Mike Ryan, PT, ATC, PES, Head Athletic Trainer for the Jacksonville Jaguars, worked closely with Garrard to get him back on track, and the two educated themselves on all facets of the disease. “We really had to make the learning curve very vertical so we could handle all of the issues he faced,” says Ryan. “Dave did a great job of learning and working with the specialists he was put in touch with. He was diligent about his diet and taking supplements, which made him feel better and perform better.”


Because Crohn’s patients can sometimes ease symptoms through exercise, they are encouraged to take up sports. Whether they are totally new to exercise or a lapsed athlete, a gradual integration into activity is called for. “Sports conditioning is about testing and measuring,” says Nicholas Gies, Strength and Conditioning Coach at the Athlete Factory in Calgary, Canada, who specializes in working with athletes with Inflammatory Bowel Disease, which includes Crohn’s. “Start with something relatively straightforward and monitor the effects, through athlete feedback, waking heart rate, and so forth. When a program is progressed gradually, the effect on the central nervous system is milder, and the body can adapt and respond.” Dave McGovern, Head Coach for Team Challenge, an endurance training and fundraising program that’s part of the Crohn’s & Colitis Foundation of America (CCFA), uses the same approach with his distance walking and running team. “It’s about mixing walking and running, and often they may decide to walk,” he says. “If someone wants to run, we’ll have them run for two or three minutes, and week by week we’ll add more time.”

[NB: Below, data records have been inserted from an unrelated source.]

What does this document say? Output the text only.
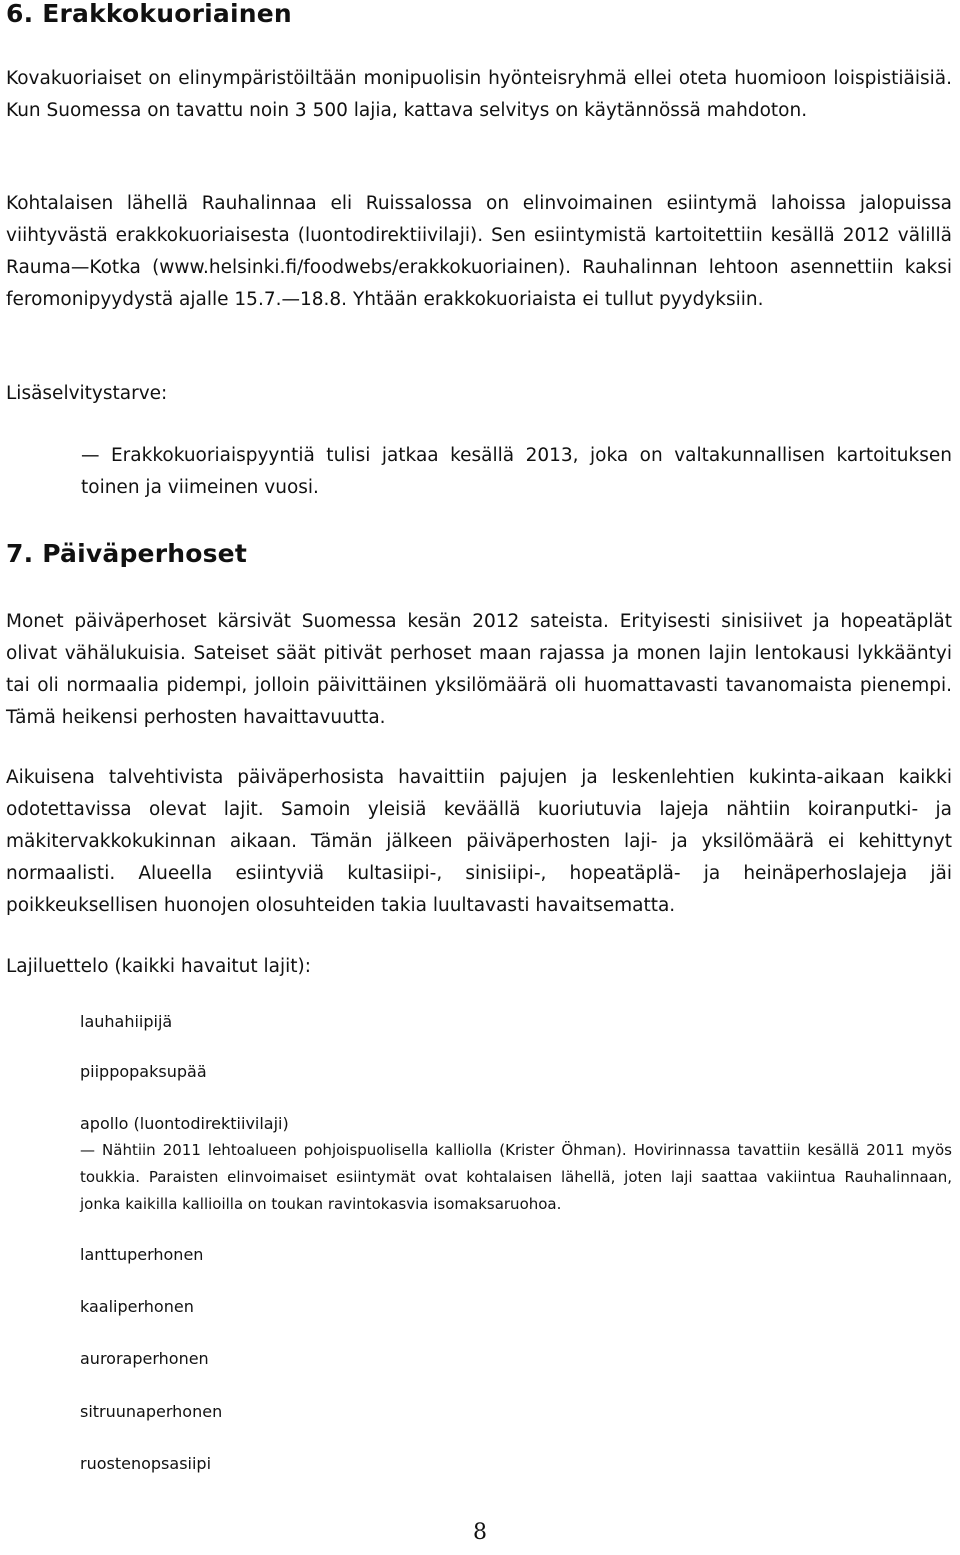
6. Erakkokuoriainen

Kovakuoriaiset on elinympäristöiltään monipuolisin hyönteisryhmä ellei oteta huomioon loispistiäisiä. Kun Suomessa on tavattu noin 3 500 lajia, kattava selvitys on käytännössä mahdoton.

Kohtalaisen lähellä Rauhalinnaa eli Ruissalossa on elinvoimainen esiintymä lahoissa jalopuissa viihtyvästä erakkokuoriaisesta (luontodirektiivilaji). Sen esiintymistä kartoitettiin kesällä 2012 välillä Rauma—Kotka (www.helsinki.fi/foodwebs/erakkokuoriainen). Rauhalinnan lehtoon asennettiin kaksi feromonipyydystä ajalle 15.7.—18.8. Yhtään erakkokuoriaista ei tullut pyydyksiin.

Lisäselvitystarve:

— Erakkokuoriaispyyntiä tulisi jatkaa kesällä 2013, joka on valtakunnallisen kartoituksen toinen ja viimeinen vuosi.

7. Päiväperhoset

Monet päiväperhoset kärsivät Suomessa kesän 2012 sateista. Erityisesti sinisiivet ja hopeatäplät olivat vähälukuisia. Sateiset säät pitivät perhoset maan rajassa ja monen lajin lentokausi lykkääntyi tai oli normaalia pidempi, jolloin päivittäinen yksilömäärä oli huomattavasti tavanomaista pienempi. Tämä heikensi perhosten havaittavuutta.

Aikuisena talvehtivista päiväperhosista havaittiin pajujen ja leskenlehtien kukinta-aikaan kaikki odotettavissa olevat lajit. Samoin yleisiä keväällä kuoriutuvia lajeja nähtiin koiranputki- ja mäkitervakkokukinnan aikaan. Tämän jälkeen päiväperhosten laji- ja yksilömäärä ei kehittynyt normaalisti. Alueella esiintyviä kultasiipi-, sinisiipi-, hopeatäplä- ja heinäperhoslajeja jäi poikkeuksellisen huonojen olosuhteiden takia luultavasti havaitsematta.

Lajiluettelo (kaikki havaitut lajit):

lauhahiipijä

piippopaksupää

apollo (luontodirektiivilaji)

— Nähtiin 2011 lehtoalueen pohjoispuolisella kalliolla (Krister Öhman). Hovirinnassa tavattiin kesällä 2011 myös toukkia. Paraisten elinvoimaiset esiintymät ovat kohtalaisen lähellä, joten laji saattaa vakiintua Rauhalinnaan, jonka kaikilla kallioilla on toukan ravintokasvia isomaksaruohoa.

lanttuperhonen

kaaliperhonen

auroraperhonen

sitruunaperhonen

ruostenopsasiipi

8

A positive style of coaching is instrumental in working with these athletes. “It’s about coaching confidence,” he says. “You’ve got to spin things in a positive light–we continually say, ‘We’re going to get you through to the finish line.'”

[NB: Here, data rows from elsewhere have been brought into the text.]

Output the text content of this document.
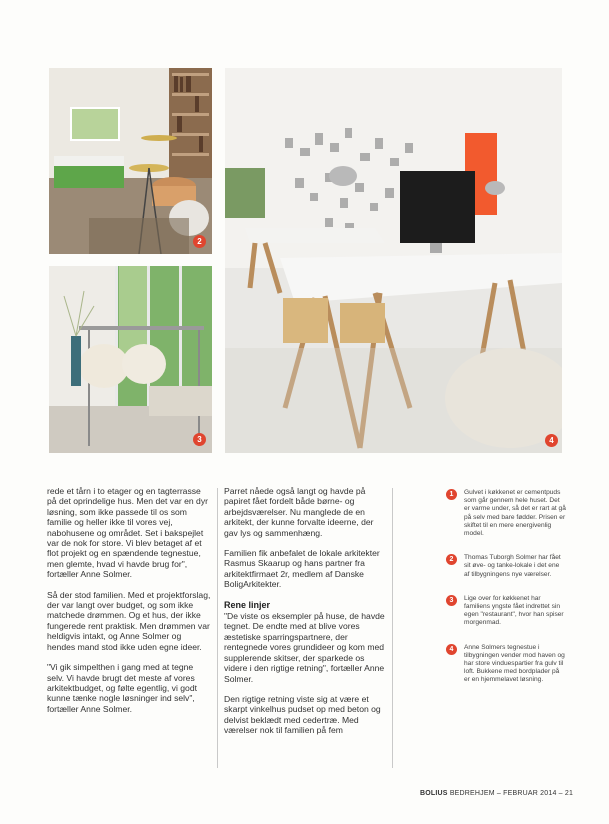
2
3	4

rede et tårn i to etager og en tagterrasse på det oprindelige hus. Men det var en dyr løsning, som ikke passede til os som familie og heller ikke til vores vej, nabohusene og området. Set i bakspejlet var de nok for store. Vi blev betaget af et flot projekt og en spændende tegnestue, men glemte, hvad vi havde brug for", fortæller Anne Solmer.

Så der stod familien. Med et projektforslag, der var langt over budget, og som ikke matchede drømmen. Og et hus, der ikke fungerede rent praktisk. Men drømmen var heldigvis intakt, og Anne Solmer og hendes mand stod ikke uden egne ideer.

"Vi gik simpelthen i gang med at tegne selv. Vi havde brugt det meste af vores arkitektbudget, og følte egentlig, vi godt kunne tænke nogle løsninger ind selv", fortæller Anne Solmer.

Parret nåede også langt og havde på papiret fået fordelt både børne- og arbejdsværelser. Nu manglede de en arkitekt, der kunne forvalte ideerne, der gav lys og sammenhæng.

Familien fik anbefalet de lokale arkitekter Rasmus Skaarup og hans partner fra arkitektfirmaet 2r, medlem af Danske BoligArkitekter.

Rene linjer

"De viste os eksempler på huse, de havde tegnet. De endte med at blive vores æstetiske sparringspartnere, der rentegnede vores grundideer og kom med supplerende skitser, der sparkede os videre i den rigtige retning", fortæller Anne Solmer.

Den rigtige retning viste sig at være et skarpt vinkelhus pudset op med beton og delvist beklædt med cedertræ. Med værelser nok til familien på fem

1	Gulvet i køkkenet er cementpuds som går gennem hele huset. Det er varme under, så det er rart at gå på selv med bare fødder. Prisen er skiftet til en mere energivenlig model.
2	Thomas Tuborgh Solmer har fået sit øve- og tanke-lokale i det ene af tilbygningens nye værelser.
3	Lige over for køkkenet har familiens yngste fået indrettet sin egen "restaurant", hvor han spiser morgenmad.
4	Anne Solmers tegnestue i tilbygningen vender mod haven og har store vinduespartier fra gulv til loft. Bukkene med bordplader på er en hjemmelavet løsning.
BOLIUS BEDREHJEM – FEBRUAR 2014 – 21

One of his runners, Howard Sosnik, suffered an intestinal blockage that required surgery to remove his colon, all prior to a half-marathon he had planned to compete in. Despite the setback, Sosnik continued his training and ended up running his fastest half-marathon ever. “If they can make it through the training, we have over a 99.5 percent success rate,” says McGovern. “It’s just a matter of getting them to the starting line. In our last race, every single team member finished.